O gesto, um tanto inusitado para os civis que acompanham as competições esportivas, tem uma explicação óbvia: não são poucos os atletas brasileiros treinados e financiados pelas Forças Armadas.

Em Toronto, dos 590 atletas que representam o Brasil, 123 são do Exército, da Marinha ou da Aeronáutica.

Eles e elas competem em várias modalidades: Atletismo, Badminton, Ciclismo, Esgrima, Golfe, Judô, Lutas associadas, Natação, Pentatlo moderno, Taekwondo, Tiro com arco, Tiro esportivo e Triatlo.

Handebol, Levantamento de peso e Vela só têm representantes femininas.

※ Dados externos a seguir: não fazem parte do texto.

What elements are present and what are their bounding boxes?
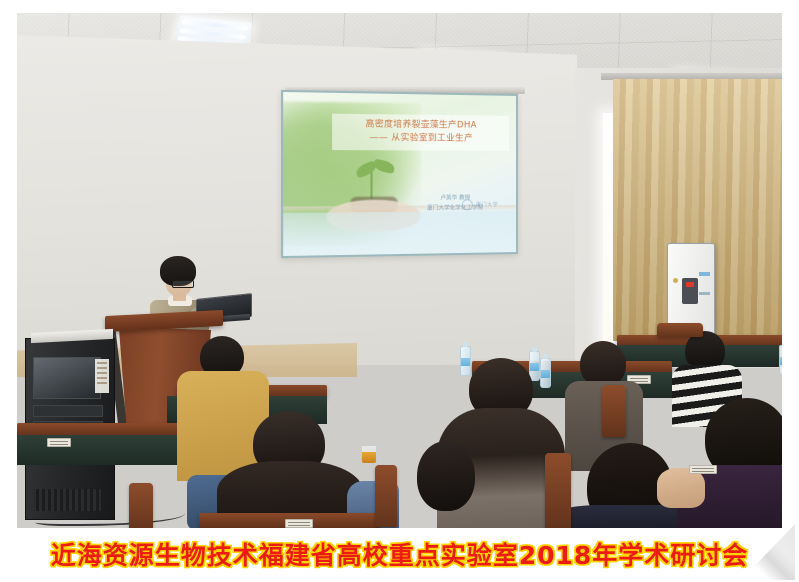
audience-hand [657,468,705,508]
ac-display-panel [682,278,698,304]
desk-row3-left-face [17,435,182,465]
logo-seal-icon [462,199,473,210]
university-logo: 厦门大学 [462,199,498,210]
slide-title-line1: 高密度培养裂壶藻生产DHA [335,118,506,133]
floor-cable [35,508,185,526]
chair-back-3 [129,483,153,528]
water-bottle-3 [540,358,551,388]
caption-bar: 近海资源生物技术福建省高校重点实验室2018年学术研讨会 [0,528,799,582]
slide-title-block: 高密度培养裂壶藻生产DHA —— 从实验室到工业生产 [332,114,509,151]
chair-back-2 [657,323,703,337]
audience-head-mid-front [417,441,475,511]
slide-title-line2: —— 从实验室到工业生产 [335,132,506,147]
presentation-slide: 高密度培养裂壶藻生产DHA —— 从实验室到工业生产 卢英华 教授 厦门大学化学… [283,92,516,256]
ac-brand-badge [699,272,710,276]
chair-back-1 [602,385,626,437]
photo-card: 高密度培养裂壶藻生产DHA —— 从实验室到工业生产 卢英华 教授 厦门大学化学… [0,0,799,582]
rack-slot-1 [33,405,103,417]
seminar-photograph: 高密度培养裂壶藻生产DHA —— 从实验室到工业生产 卢英华 教授 厦门大学化学… [17,13,782,528]
projection-screen: 高密度培养裂壶藻生产DHA —— 从实验室到工业生产 卢英华 教授 厦门大学化学… [291,94,518,254]
eyeglasses-icon [172,280,194,288]
slide-bottom-band [283,211,516,256]
desk-nameplate-5 [689,465,717,474]
caption-title: 近海资源生物技术福建省高校重点实验室2018年学术研讨会 [0,536,799,572]
rack-glass-door [33,357,101,399]
ac-label-strip [699,292,710,295]
lectern-top [105,310,223,332]
desk-nameplate-4 [285,519,313,528]
ac-indicator-dot [673,278,678,283]
logo-text: 厦门大学 [476,201,498,208]
water-bottle-1 [460,346,471,376]
rack-warning-label [95,359,109,393]
chair-back-5 [545,453,571,528]
tea-glass-1 [361,445,377,464]
screen-surface: 高密度培养裂壶藻生产DHA —— 从实验室到工业生产 卢英华 教授 厦门大学化学… [281,90,518,258]
water-bottle-5 [779,345,782,375]
desk-nameplate-3 [47,438,71,447]
chair-back-4 [375,465,397,527]
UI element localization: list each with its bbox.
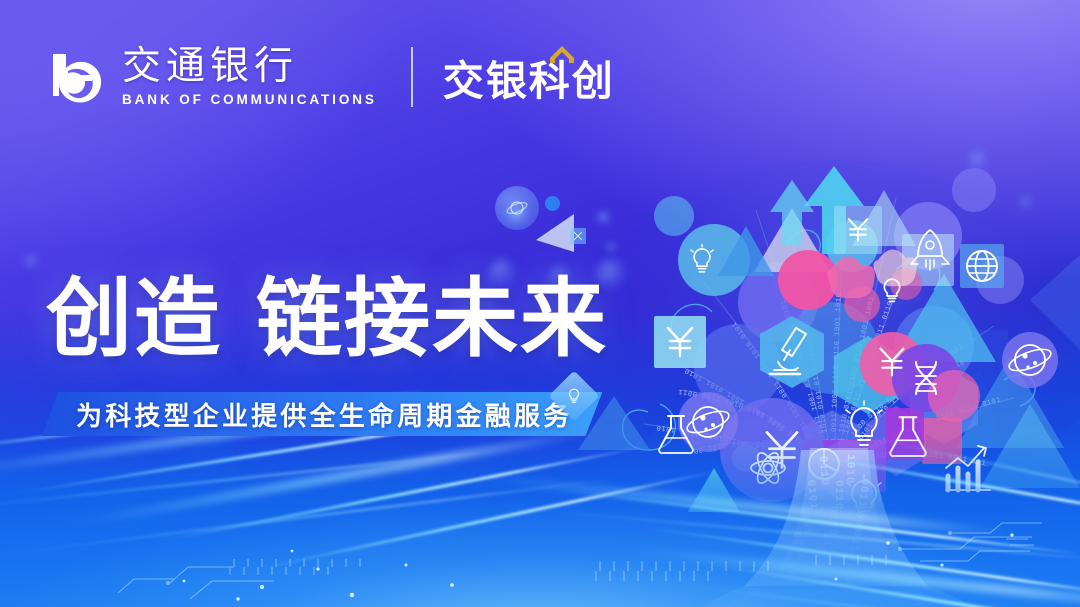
bokeh-dot (24, 254, 40, 270)
brand-logo-row: 交通银行 BANK OF COMMUNICATIONS 交银科创 (44, 44, 615, 110)
floating-square (570, 228, 586, 244)
brand-name-en: BANK OF COMMUNICATIONS (122, 93, 377, 107)
floating-planet-badge (495, 186, 539, 230)
subtitle-banner: 为科技型企业提供全生命周期金融服务 (42, 392, 602, 436)
promo-banner-canvas: 0101 1010 0110 1100 0011 1001 0101 1010 … (0, 0, 1080, 607)
brand-name-cn: 交通银行 (122, 47, 377, 86)
x-mark-icon (573, 231, 583, 241)
subtitle-text: 为科技型企业提供全生命周期金融服务 (76, 396, 572, 433)
sub-brand-name: 交银科创 (443, 47, 615, 107)
floating-triangle (536, 208, 596, 260)
sub-brand-text: 交银科创 (443, 58, 615, 104)
lightbulb-icon (565, 387, 583, 405)
brand-wordmark: 交通银行 BANK OF COMMUNICATIONS (122, 47, 377, 107)
headline-part-1: 创造 (46, 271, 222, 367)
circuit-traces (0, 487, 1080, 607)
planet-icon (505, 196, 529, 220)
headline-part-2: 链接未来 (256, 271, 608, 367)
brand-divider (411, 47, 413, 107)
page-title: 创造链接未来 (46, 276, 608, 362)
bocom-logo-mark (44, 48, 106, 106)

Boxe, Hóquei sobre grama, Maratonas aquáticas e Vôlei de praia só têm representantes masculinos.

O Programa de Atletas de Alto Rendimento, do Ministério da Defesa,  garante a todos eles soldo, 13º salário, plano de saúde, atendimento médico, odontológico, fisioterápico e  alimentação, além de alojamento, local para treinamento e comissão técnica especializada.

A defesa nacional está, pois, assegurada, pelo menos em campos, quadras, pistas, piscinas, mares, ringues e tatames.